Music industry icon Alan Livingston, the man credited with signing the Beatles during his time as president of Capitol Records, passed away on March 13th due to age-related causes. He was 91. Livingston was at the helm during a tenure that saw Capitol also sign acts like the Beach Boys, Frank Sinatra, the Steve Miller Band and the Band. Livingston is also noted for creating the Bozo the Clown character.

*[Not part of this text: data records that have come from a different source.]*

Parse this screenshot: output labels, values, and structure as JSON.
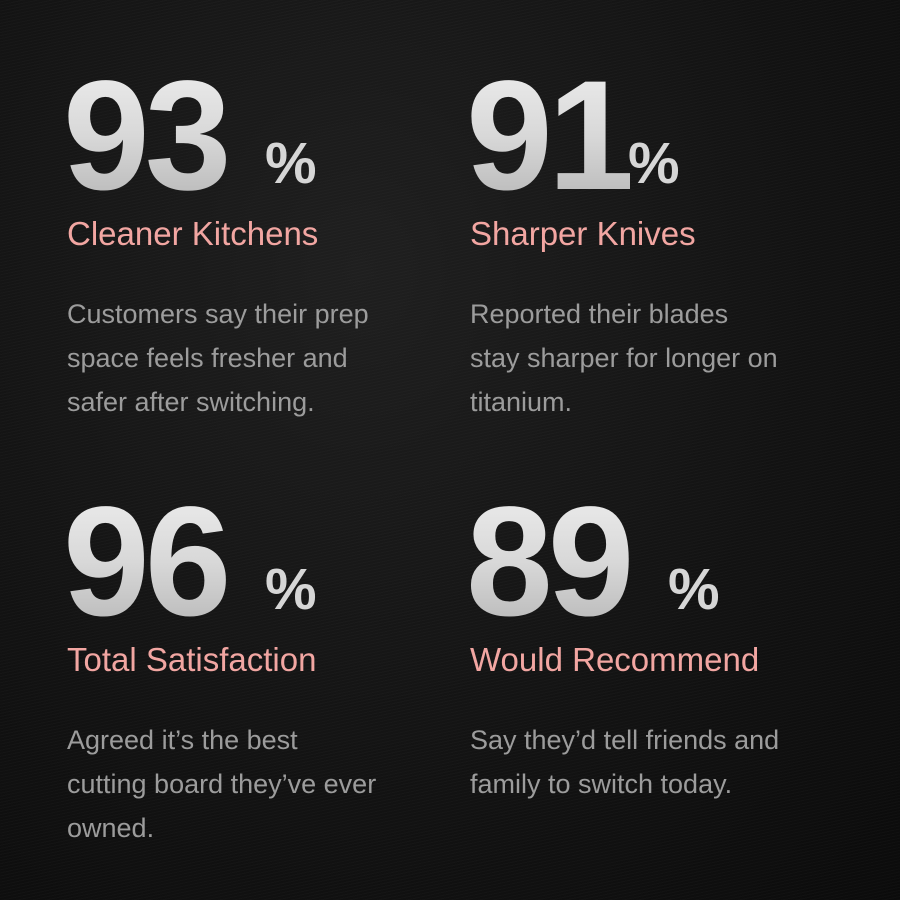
{
  "stats": [
    {
      "value": "93",
      "unit": "%",
      "title": "Cleaner Kitchens",
      "lines": [
        "Customers say their prep",
        "space feels fresher and",
        "safer after switching."
      ]
    },
    {
      "value": "91",
      "unit": "%",
      "title": "Sharper Knives",
      "lines": [
        "Reported their blades",
        "stay sharper for longer on",
        "titanium."
      ]
    },
    {
      "value": "96",
      "unit": "%",
      "title": "Total Satisfaction",
      "lines": [
        "Agreed it’s the best",
        "cutting board they’ve ever",
        "owned."
      ]
    },
    {
      "value": "89",
      "unit": "%",
      "title": "Would Recommend",
      "lines": [
        "Say they’d tell friends and",
        "family to switch today."
      ]
    }
  ],
  "colors": {
    "heading": "#f2a6a2",
    "body": "#9c9c9c",
    "number": "#e0e0e0",
    "background": "#141414"
  }
}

According to Billboard.biz, it was Livingston who decided that the label should release the Beatles' "I Want to Hold Your Hand" as a single. The record company rejected earlier singles by the Fab Four, deeming them unsuitable for America. After releasing "I Want to Hold Your Hand" in 1963, Livingston brought the group over in 1964 and Beatlemania began. Livingston is also credited with reviving the career of Frank Sinatra after the Chairman of the Board saw his popularity lull in the early 1950s. Livingston recommended Sinatra work with composer Norman Riddle, resulting in songs like "I've Got the World on a String" and "Young-at-Heart."
Livingston is also responsible for inspiring the famed Capitol Records Tower in Los Angeles, LA Weekly reports, making that landmark the first circular office building ever constructed. Livingston received the Lifetime of Laughter Achievement Award from the Clown Hall of Fame in Milwaukee in 1998 for Bozo. Livingston is survived by his wife, actress Nancy Olsen, who was nominated for a Best Supporting Actress Oscar in 1950 for her role in Sunset Boulevard, one son, one daughter and a step-daughter.